Au global les résultats sont satisfaisants sauf sur certains points dont notamment :

- carence en fer: (48% chez les 7-12 mois et 81% chez les 13-36 mois)

- carence en zinc pour 37% des enfants de 7 mois à 3 ans

- carence en calcium pour 14% des 13-36 mois.

- excés : de calcium pour les - de 6 mois (principalement lié à la consommation de lait demi-écrémé plus riche en calcium que les préparations infantiles) , de zinc sur tous les âges; manganèse, sélénium et cuivre chez les 1 à 3 ans.

Couverture des besoins en minéraux nutritionnels. Source : Anses

Couverture des besoins en minéraux nutritionnels. Source : Anses

LES RECOMMANDATIONS DE L'ANSES

Les recommandations générales

Ici les recommandations que l'on retrouve dans toutes les conclusions et dossiers de presse sur le sujet:

  • Ne commencer la diversification alimentaire qu’à partir de 6 mois.

Ce qu'on entend par là : Par défaut, le fait de diversifier l'enfant l'expose à d'autres sources de contaminants. L'Anses recommande de commencer idéalement la diversification aprés 6 mois mais surtout jamais avant 4 mois révolus.

  • Aprés 6 mois, varier le régime alimentaire et les approvisionnements

Ce qu'on entend par là : varier le type d'aliment consommés, les légumes, les viandes...et les lieux d'où proviennent ces aliments.

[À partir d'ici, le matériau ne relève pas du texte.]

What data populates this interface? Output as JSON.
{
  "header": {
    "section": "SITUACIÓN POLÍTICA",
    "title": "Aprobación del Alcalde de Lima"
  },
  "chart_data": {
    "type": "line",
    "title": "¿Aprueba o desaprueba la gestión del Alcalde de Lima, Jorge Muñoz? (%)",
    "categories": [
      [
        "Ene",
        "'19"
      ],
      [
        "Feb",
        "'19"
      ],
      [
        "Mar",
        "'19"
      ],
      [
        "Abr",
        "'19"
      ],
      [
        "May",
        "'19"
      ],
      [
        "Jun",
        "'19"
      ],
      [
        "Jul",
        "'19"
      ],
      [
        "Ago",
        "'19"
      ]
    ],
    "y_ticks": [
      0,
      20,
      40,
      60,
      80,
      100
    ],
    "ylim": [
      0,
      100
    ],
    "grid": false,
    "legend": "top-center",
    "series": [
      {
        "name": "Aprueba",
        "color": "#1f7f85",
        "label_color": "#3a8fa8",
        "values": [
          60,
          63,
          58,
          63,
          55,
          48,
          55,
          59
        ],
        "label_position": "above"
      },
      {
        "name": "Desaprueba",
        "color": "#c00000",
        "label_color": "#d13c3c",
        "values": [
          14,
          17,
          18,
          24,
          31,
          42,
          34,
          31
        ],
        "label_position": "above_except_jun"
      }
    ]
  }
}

  • Pas de lait courant avant 1 an

Ce qu'on entend par là :Dans l'étude 14% des enfants de moins d'1 an consommaient du lait de vache. Or avant 1 an il est inadapté aux besoins nutritionnels de l'enfant.

Cette consommation exclusive de lait de vache à la place des préparations infantiles (1er âge, 2ème âge et laits de croissance) conduit à observer des niveaux d’exposition nettement plus élevés de certains contaminants chez les enfants concernés comparativement à ceux ne consommant que des préparations infantiles

Les recommandations plus spécifiques

Les rapports détaillés de l'étude sont plutôt assez fastidieux à lire mais ils regorgent d'informations bien plus approfondies. Alors comme c'est surtout ce que je cherchais, je vous en ai sorti une petite récap' des recommandations issues de cette étude.

Il en résulte :

  • consommation de poisson : 2 portions par semaine dont 1 à forte teneur en acides gras essentiels (saumon, sardine, maquereau, hareng, truite fumée). Varier les espèces de poissons et les lieux d'approvisionnement. Limiter la consommation de poissons prédateurs sauvages (lotte, baudroie,loup,bar, anguille, empereur, grenadier, flétan, brochet, dorade, raie, sabre, thon...)
  • les produits à base de chocolat sont les contributeurs majeurs à l'exposition au nickel chez les plus de 1 an. A limiter donc.
  • produits à base de soja : à limiter
  • eau des biberons : ne recourir à des eaux fortement minéralisées que sur avis médical et sur un temps limité (notamment pour la teneur en strontium)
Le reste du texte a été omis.